What non-essential foods could you swap for something healthier? Don’t forget what you drink too.

What non-essential. empty calorie foods do you consume that you could learn to live without or have on a less frequent basis?

Are you willing to try new things? To change you must be willing to step out where you haven’t experimented before. Add in a new fruit or vegetable to your week. Find a healthy recipe or learn to swap out higher fat ingredients for less fat options.

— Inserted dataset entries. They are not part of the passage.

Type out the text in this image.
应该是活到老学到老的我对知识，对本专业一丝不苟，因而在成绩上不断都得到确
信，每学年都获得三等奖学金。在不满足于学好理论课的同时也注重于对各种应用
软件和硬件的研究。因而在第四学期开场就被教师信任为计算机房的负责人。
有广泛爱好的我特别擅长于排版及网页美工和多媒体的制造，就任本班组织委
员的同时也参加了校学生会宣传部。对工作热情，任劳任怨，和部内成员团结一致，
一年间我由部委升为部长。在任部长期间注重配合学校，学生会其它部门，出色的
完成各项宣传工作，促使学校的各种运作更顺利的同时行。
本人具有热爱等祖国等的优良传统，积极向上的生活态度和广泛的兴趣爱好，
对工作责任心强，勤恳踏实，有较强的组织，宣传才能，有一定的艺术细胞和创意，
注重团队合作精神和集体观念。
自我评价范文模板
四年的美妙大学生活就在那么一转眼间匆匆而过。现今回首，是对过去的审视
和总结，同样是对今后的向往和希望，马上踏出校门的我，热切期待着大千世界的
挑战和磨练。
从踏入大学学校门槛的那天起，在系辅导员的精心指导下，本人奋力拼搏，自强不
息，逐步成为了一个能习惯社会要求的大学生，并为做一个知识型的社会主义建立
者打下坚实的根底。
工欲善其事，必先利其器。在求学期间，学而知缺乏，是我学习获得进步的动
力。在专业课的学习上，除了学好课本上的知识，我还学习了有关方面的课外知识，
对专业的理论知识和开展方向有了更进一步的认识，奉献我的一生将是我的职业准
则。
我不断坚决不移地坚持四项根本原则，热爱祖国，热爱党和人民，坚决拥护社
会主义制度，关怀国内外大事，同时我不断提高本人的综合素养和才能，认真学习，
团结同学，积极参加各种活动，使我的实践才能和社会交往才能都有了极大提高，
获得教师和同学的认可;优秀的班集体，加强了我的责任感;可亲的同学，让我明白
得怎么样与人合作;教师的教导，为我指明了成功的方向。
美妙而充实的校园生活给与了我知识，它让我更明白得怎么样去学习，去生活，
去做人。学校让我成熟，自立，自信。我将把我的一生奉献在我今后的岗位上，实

One of the biggest swaps I’ve made is using my non-fat, plain Greek yogurt in recipes that call for sour cream or mayo. Sometimes with the mayo I only use half to half yogurt. Not only do you cut fat and calories, you get a little extra protein thrown in too.  I also use this when making dip for veggie trays and as well as other sour cream based foods.

Look at how much added sugar or fatty foods you consume and see if you can eat less of it or make healthier swaps for something you like.

Learning to be intentional about what you put in your mouth will be your biggest challenge and your greatest victory to healthy eating.

Once you begin to master that, eating healthier begins to feel like an easy choice.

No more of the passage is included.